On the most recent season of Bravo’s “The Real Housewives of New York,” which wrapped last month, viewers learned that the newest cast member, Leah McSweeney, has a bipolar disorder.
How this information was revealed is key. Show veteran Ramona Singer simply blurts it out — on camera but behind McSweeney’s back, which is one of those bizarre circumstances of reality television wherein gossip is an activity both furtive and public all at once.
Singer is a master at concern trolling — a faux sympathetic posture that’s really an act of passive aggression — but the subtext this time out was so clearly rooted in stigmatizing McSweeney while also making uninformed assumptions about how her diagnosis was being managed.
“For her to be talking (about my mental health) in this way is despicable,” McSweeney later said.
Celebrity health disclosures can shape how we think and talk about the world, which is why Rachelle Pavelko, a professor at Bradley University in Peoria, is specifically examining this most recent season of “RHONY” for her latest research.
“Broadly speaking, I’m studying how the media portrays mental illness and what impact that has on the audience,” she said. “If you don’t have individual experience with mental health issues, either directly or through people you’re close to, the media is most likely informing a lot of your understanding about mental health. And looking at a show like ‘The Housewives’ might seem really silly or surface level, but when you think about it, that’s a really realistic way that people are coming to make their own individual judgments.”
Pavelko is interested not in only how mental illness is stigmatized in the media, but also trivialized. “Something like obsessive-compulsive disorder is almost seen as this beneficial diagnosis,” she said, "so you get this commentary like, ‘You’re so lucky to be so organized,’ as if those trivial behaviors are the full representation of the illness; Khloé Kardashian is the poster child for this.
“And there’s a really interesting aspect of that kind of trivializatin on this season of ‘The Real Housewives of New York’ in particular. There’s been so many discussions about addiction issues — they throw around the term ‘alcoholic’ so often and so loosely as this cutting jab when the person actually does seem like they have a drinking problem. But the way the women are handling it, it doesn’t seem like they really want that person to get help.”
As for McSweeney and her bipolar disorder, “Romana threw this out as an insult: ‘I don’t like you because you’re basically acting crazy.’” It also discounts the possibility that a new cast member might have other reasons for erratic behavior, such as: They’re being constantly followed around by cameras for the first time. Filming these shows has to feel like a high-intensity experience.
The thing about reality TV — and the “Real Housewives” franchise goes hard on this — is that it’s never clear if producers are intentionally casting people with possibly undiagnosed mental health issues (so much depression, so much anxiety) in order for them to be exploited for drama on the show.
“There’s a lot of that going on,” said Pavelko, “and whether from a manipulative standpoint or not, production can definitely feel that and say, ‘This person seems to be struggling a lot and if they’re willing to open up their lives to us and exposing some of their trauma, that’s going to make for great TV.’”
Pavelko wants to know if this season of “RHONY” inspired treatment behaviors: “Does watching Dorinda” — a cast member who displayed turbulent emotional responses this season — “make you want to go to therapy?”
“All three of us went to UNC together in grad school and Jessica Myrick and I have both previously studied celebrity illness disclosures and death from a health communication perspective,” said Willoughby. "So we’re interested in: What happens? Do people actually talk more about the health topic? Do they go out and seek treatment?
“We knew that there was even more going on here than the health topic, specifically because of who Chadwick Boseman was and the impact he had on the Black community. So we reached out to Meredith, whose work really focuses on the intersection of race, media and power, and we thought, together, we could study what impact this is having on people in terms of their emotional responses and also potential implications for health communications going forward.

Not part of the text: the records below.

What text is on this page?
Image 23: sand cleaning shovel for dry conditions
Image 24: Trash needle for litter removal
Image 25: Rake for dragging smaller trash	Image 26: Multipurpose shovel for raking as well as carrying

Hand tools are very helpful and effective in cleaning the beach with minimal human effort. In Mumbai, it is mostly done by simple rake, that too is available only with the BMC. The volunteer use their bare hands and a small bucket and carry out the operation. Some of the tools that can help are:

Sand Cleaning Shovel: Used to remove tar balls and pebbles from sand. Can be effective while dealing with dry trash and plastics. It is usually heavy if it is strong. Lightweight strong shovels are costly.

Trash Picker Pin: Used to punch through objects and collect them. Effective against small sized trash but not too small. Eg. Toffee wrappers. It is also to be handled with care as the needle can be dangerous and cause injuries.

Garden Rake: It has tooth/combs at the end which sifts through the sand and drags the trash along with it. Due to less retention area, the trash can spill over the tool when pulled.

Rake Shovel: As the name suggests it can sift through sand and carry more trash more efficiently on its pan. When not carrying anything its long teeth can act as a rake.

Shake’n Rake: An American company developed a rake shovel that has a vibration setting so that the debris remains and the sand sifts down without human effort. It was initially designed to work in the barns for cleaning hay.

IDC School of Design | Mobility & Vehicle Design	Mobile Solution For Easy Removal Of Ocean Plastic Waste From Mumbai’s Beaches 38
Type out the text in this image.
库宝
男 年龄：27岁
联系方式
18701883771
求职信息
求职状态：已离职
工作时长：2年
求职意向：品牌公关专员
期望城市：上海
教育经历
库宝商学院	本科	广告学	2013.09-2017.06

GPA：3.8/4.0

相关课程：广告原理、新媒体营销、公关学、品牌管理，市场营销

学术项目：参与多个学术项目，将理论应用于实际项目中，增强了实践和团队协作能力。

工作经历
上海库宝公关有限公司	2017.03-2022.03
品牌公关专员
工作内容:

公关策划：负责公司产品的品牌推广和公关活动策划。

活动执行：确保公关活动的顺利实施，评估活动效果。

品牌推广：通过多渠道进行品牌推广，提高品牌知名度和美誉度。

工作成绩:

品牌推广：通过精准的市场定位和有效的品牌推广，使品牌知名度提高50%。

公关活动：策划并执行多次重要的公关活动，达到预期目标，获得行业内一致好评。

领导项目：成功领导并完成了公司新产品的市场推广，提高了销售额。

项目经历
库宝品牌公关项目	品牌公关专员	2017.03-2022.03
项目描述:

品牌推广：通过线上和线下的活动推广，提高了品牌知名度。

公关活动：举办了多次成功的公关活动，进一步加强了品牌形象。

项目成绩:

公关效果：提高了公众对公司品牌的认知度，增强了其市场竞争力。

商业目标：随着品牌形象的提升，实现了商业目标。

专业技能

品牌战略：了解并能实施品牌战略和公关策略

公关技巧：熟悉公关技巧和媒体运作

So it’s not just, oh there’s a person who passed away, isn’t that sad? We’re really interested in, what did his death spark in people? What did it make them want to talk about, want to explore and want to do because of this context we’re in — with equity, race, social justice — and the person that he was?”
Once they analyze the results of their survey, what can do with that information?
“We know that a celebrity’s announcement of a health issue — or passing — can impact people,” Willoughby said. “So the part that’s tricky is, how do you use that information for the betterment of public health and society? If you’re emotionally raw because of this news, you may not want information right at the moment about prevention methods and how you should go get screened for cancer. So understanding everything that goes into how people respond can influence public health messaging.”
When she said this, it occurred to me that certain celebrities really can move the needle. I was specifically thinking back to that the moment in March when Tom Hanks and Rita Wilson announced their coronavirus diagnosis. Somehow, that piece of news seemed to drive home why a shutdown was imminent and the seriousness of what would eventually become a pandemic.
“Actually, if you want to talk about that, I’ll have some published research coming out in a few months,” Willoughby said. “Jessica and I actually looked at this 24 hours after his disclosure, because Tom Hanks is America’s everyman and we were really interested in whether it affected people’s preventative behaviors. If you see Tom Hanks experiencing this, do you feel more confident that you can and should engage in preventative behaviors?”